One of the tricks I like to use to get up to speed quickly is making a hyperlinked dictionary / glossary (a wiki or a github page with anchor links work nicely). The biggest roadblock to understanding the code you read is not knowing the exact meaning of the terminology chosen by the original developers. Building the dictionary helps internalise it quickly, leading to much less confusion when reading.
Terms present in the UI (or API docs) of the segment you wish to understand are a good starting point.
I do something similar when reading terminology used in code but for a different reason. I like to steal the good name ideas and I keep them in a mind map I can later look at for naming inspiration.

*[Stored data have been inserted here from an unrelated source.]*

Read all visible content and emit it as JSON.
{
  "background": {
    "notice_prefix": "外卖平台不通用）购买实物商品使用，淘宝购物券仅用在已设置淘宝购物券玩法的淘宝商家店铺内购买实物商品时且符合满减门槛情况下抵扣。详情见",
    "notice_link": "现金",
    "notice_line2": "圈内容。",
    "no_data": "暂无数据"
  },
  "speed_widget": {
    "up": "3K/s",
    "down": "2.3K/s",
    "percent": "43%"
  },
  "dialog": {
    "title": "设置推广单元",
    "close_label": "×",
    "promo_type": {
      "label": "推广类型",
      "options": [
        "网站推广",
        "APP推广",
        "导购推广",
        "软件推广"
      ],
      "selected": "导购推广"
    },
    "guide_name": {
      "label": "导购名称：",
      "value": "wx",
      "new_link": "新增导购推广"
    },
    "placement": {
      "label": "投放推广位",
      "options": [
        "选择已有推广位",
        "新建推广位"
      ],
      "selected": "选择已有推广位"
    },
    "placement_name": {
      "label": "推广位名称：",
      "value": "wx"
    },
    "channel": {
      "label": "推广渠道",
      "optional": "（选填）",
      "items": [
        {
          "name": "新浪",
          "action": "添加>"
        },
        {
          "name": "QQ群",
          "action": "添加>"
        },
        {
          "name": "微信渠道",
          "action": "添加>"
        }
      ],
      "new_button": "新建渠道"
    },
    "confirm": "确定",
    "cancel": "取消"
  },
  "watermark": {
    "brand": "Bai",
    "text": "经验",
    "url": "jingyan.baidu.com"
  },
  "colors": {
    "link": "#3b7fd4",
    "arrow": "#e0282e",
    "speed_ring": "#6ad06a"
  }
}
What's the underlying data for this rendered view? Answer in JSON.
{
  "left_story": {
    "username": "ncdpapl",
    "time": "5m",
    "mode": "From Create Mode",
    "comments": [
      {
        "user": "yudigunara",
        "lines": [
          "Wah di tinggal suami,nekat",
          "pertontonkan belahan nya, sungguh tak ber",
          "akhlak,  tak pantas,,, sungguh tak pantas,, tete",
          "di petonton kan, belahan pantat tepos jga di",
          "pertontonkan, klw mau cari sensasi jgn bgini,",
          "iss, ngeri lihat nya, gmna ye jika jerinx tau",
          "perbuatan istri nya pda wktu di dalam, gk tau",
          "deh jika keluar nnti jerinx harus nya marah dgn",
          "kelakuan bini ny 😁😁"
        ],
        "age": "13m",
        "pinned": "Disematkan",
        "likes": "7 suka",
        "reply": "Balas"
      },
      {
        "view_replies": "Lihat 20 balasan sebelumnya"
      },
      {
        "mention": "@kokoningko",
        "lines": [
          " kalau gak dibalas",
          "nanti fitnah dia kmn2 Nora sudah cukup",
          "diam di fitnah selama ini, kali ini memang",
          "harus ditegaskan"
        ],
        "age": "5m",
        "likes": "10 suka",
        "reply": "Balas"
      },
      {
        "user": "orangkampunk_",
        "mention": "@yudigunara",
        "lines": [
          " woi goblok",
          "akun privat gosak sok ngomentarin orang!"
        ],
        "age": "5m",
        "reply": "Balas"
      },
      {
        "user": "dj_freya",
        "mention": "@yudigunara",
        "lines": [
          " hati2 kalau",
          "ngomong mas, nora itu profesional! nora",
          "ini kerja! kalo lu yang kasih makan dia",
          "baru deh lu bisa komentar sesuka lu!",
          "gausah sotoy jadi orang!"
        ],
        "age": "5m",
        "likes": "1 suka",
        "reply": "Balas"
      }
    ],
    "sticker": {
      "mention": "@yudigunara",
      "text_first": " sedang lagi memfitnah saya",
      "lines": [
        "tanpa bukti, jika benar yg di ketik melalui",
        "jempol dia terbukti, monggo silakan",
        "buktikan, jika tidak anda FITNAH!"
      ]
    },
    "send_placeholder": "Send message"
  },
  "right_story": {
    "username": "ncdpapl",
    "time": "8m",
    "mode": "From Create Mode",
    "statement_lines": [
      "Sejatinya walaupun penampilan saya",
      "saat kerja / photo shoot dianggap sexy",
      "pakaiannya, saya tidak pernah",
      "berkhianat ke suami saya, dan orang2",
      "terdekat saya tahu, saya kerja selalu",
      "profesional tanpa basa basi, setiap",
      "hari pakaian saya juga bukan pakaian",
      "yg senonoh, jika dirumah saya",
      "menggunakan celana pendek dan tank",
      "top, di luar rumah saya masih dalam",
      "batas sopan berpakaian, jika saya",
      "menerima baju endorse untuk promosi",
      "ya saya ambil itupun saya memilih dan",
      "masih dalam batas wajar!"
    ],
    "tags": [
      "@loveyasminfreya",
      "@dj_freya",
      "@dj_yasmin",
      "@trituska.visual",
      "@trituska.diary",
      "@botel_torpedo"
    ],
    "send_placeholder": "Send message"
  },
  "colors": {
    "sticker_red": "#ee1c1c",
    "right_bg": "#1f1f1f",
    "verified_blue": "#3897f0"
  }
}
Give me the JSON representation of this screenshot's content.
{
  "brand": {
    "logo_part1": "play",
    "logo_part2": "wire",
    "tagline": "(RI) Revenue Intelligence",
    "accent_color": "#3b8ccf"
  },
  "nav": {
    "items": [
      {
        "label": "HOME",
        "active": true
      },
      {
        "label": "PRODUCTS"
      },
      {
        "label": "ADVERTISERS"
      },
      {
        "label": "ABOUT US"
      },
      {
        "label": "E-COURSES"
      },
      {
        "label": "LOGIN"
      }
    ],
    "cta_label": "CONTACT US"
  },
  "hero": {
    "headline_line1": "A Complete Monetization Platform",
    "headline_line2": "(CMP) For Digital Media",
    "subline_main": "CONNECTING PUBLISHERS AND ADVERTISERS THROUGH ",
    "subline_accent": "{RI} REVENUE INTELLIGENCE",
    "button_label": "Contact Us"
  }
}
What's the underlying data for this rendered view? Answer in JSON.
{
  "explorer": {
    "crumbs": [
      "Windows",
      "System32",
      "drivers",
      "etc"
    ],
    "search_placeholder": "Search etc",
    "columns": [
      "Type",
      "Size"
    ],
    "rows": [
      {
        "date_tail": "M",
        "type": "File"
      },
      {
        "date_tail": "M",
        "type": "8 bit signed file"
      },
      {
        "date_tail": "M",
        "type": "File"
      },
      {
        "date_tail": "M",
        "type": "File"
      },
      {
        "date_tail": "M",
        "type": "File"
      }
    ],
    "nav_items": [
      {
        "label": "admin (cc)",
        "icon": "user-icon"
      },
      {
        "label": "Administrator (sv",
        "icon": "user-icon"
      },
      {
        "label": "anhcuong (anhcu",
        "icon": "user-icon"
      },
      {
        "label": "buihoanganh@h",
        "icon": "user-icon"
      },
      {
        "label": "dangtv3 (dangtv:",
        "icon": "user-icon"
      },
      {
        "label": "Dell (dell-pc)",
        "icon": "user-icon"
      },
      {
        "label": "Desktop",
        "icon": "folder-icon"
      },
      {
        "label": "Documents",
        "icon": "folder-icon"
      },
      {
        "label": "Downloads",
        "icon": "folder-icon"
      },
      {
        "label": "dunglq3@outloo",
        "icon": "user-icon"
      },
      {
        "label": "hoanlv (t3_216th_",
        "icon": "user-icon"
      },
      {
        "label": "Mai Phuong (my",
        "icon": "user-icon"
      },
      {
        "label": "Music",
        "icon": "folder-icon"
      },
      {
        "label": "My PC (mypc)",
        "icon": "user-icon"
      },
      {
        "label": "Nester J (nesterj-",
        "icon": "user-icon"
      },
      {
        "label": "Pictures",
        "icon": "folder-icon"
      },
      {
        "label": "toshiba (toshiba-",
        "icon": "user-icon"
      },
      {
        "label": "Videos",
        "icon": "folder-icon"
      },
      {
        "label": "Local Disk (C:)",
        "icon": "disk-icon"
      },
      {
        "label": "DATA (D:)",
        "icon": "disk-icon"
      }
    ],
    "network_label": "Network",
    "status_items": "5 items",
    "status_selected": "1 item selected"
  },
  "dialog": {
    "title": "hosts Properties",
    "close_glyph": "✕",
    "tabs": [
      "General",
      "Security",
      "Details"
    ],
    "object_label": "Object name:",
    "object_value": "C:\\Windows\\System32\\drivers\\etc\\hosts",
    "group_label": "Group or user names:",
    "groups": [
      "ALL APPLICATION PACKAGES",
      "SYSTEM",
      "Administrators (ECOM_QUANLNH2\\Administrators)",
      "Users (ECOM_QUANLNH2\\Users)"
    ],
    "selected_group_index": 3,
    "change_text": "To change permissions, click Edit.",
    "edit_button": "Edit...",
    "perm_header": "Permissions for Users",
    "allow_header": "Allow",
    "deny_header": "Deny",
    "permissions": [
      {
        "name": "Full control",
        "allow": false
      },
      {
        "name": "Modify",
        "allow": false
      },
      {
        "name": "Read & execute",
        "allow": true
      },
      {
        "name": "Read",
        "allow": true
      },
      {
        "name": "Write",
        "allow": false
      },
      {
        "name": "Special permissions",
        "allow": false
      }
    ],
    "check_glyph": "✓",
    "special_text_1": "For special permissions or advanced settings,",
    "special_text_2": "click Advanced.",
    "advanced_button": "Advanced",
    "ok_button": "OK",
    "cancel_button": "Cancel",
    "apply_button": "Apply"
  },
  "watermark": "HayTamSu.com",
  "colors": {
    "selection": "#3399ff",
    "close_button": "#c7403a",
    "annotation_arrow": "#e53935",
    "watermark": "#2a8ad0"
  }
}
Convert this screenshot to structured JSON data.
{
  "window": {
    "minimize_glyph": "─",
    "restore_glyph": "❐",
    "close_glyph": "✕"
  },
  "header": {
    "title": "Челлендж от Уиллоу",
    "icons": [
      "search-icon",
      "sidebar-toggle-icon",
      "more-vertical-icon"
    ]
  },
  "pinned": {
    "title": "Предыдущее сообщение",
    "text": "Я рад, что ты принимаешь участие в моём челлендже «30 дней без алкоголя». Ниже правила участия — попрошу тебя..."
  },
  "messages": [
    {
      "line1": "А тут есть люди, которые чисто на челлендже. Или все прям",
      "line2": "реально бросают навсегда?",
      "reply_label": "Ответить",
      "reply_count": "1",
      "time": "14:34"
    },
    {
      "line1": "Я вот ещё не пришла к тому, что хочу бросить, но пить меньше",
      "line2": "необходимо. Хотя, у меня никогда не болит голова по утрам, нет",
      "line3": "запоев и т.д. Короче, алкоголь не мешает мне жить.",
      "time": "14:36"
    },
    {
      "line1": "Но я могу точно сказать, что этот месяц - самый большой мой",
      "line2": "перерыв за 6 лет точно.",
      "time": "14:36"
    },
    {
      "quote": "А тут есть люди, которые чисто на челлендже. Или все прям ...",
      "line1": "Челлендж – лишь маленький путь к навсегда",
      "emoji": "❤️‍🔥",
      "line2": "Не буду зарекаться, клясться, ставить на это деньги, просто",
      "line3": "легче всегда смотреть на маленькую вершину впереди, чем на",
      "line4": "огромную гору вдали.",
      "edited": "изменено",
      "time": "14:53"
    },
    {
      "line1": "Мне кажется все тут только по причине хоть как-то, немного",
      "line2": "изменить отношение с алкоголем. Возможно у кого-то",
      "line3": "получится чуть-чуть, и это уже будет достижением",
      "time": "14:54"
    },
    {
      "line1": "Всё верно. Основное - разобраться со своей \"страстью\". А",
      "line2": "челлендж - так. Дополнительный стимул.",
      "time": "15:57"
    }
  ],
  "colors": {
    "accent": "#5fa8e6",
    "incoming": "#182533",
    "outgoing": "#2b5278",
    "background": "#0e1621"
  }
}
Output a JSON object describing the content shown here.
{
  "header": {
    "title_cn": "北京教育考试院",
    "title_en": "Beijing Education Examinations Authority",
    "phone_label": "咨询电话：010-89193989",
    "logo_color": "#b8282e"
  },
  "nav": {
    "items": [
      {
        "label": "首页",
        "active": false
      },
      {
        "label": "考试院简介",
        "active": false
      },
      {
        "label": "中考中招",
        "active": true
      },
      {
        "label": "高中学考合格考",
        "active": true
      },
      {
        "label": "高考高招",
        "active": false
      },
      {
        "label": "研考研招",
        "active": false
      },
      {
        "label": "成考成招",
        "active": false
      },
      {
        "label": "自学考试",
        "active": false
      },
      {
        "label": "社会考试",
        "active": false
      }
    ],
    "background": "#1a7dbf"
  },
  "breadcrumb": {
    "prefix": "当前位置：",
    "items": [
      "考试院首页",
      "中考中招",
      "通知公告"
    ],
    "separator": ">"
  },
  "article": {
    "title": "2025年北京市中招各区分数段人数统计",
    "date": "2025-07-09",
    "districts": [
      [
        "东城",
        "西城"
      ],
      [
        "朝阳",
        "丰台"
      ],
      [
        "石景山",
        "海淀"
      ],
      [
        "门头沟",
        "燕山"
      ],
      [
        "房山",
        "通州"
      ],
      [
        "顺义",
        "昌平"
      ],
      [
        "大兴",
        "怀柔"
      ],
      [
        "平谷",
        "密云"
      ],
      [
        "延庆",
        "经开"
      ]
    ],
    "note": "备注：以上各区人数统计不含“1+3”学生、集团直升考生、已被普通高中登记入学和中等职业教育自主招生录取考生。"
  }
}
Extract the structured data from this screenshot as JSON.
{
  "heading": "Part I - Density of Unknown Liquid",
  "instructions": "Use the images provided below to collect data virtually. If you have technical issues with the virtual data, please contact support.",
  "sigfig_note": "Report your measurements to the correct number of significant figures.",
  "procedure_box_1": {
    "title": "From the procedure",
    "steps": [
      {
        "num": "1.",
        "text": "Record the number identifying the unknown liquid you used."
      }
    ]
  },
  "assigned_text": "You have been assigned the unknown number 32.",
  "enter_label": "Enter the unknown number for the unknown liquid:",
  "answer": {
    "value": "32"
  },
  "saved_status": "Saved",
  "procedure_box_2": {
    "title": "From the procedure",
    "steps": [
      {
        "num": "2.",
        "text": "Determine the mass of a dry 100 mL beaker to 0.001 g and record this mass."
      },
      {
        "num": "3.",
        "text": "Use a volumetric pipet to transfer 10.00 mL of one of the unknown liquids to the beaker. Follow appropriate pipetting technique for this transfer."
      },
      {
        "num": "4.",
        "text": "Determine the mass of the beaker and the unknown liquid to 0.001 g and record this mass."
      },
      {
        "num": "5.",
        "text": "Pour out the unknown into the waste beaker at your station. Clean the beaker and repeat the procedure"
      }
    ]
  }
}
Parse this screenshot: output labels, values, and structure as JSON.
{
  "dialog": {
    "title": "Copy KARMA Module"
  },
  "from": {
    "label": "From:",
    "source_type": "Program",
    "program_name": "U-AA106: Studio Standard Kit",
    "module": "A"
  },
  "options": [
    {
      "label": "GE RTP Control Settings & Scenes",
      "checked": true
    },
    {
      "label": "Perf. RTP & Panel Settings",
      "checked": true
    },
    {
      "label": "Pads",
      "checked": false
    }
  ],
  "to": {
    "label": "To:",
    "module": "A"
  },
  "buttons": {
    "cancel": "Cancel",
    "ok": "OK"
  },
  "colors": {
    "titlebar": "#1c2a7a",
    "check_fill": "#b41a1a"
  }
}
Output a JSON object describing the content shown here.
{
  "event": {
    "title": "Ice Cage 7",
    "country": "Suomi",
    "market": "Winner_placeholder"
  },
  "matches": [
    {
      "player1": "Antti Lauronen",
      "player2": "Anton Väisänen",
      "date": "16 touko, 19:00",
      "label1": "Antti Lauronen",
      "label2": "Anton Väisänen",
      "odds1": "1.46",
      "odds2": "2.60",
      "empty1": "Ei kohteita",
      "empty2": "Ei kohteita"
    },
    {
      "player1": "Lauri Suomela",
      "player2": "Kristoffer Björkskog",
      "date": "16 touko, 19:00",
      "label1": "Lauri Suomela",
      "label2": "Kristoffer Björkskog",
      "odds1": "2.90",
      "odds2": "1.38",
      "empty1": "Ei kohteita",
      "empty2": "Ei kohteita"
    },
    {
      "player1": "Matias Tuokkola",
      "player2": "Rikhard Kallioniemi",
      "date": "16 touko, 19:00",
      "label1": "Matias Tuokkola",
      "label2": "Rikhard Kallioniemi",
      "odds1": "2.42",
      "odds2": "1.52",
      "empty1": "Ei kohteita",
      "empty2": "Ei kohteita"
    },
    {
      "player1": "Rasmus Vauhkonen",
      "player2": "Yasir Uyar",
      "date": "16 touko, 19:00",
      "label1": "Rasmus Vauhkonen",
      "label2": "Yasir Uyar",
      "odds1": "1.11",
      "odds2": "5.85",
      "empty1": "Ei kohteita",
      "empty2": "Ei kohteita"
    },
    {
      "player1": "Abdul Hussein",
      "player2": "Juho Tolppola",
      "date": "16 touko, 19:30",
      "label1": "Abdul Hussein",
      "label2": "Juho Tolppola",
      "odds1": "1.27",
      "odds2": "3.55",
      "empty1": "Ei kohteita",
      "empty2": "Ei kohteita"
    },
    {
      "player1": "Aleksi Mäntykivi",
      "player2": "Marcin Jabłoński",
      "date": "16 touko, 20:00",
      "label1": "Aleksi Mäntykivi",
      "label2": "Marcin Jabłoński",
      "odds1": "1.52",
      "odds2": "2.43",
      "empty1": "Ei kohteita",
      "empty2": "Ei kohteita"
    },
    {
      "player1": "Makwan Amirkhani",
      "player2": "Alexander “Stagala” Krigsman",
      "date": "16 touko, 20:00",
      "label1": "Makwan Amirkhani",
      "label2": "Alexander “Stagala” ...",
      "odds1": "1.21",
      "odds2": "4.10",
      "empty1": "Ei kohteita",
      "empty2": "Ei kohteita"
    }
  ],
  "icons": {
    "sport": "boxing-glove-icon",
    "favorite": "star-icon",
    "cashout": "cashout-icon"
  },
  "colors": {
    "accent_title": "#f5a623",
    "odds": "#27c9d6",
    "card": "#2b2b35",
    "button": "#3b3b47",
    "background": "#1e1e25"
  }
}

You might be interested in this single page app I made to handle similar use cases of automatically hyperlinking documentation:
https://github.com/elusivegames/termify
Sorry there's no live demo, but the readme should explain it easily enough.
Thanks for the link. I enjoyed the breakdown, and can see how it works, but wow that code would be easier to read split up over three php files and a template.
I agree with the opinion that reading code is not like reading literature but I do find it useful to compare the 2 things. The book "The Psychology of Computer Programming" talks about how most good novelists actually read lots of novels while amateur novelists naively think they have enough inspiration without reading ideas written by others. And the same thing happens with programming, most really good programmers have read a lot of code in addition to writing code. I have found this to be the case for myself, the more code I read the more creative inspiration I have available when writing my own code.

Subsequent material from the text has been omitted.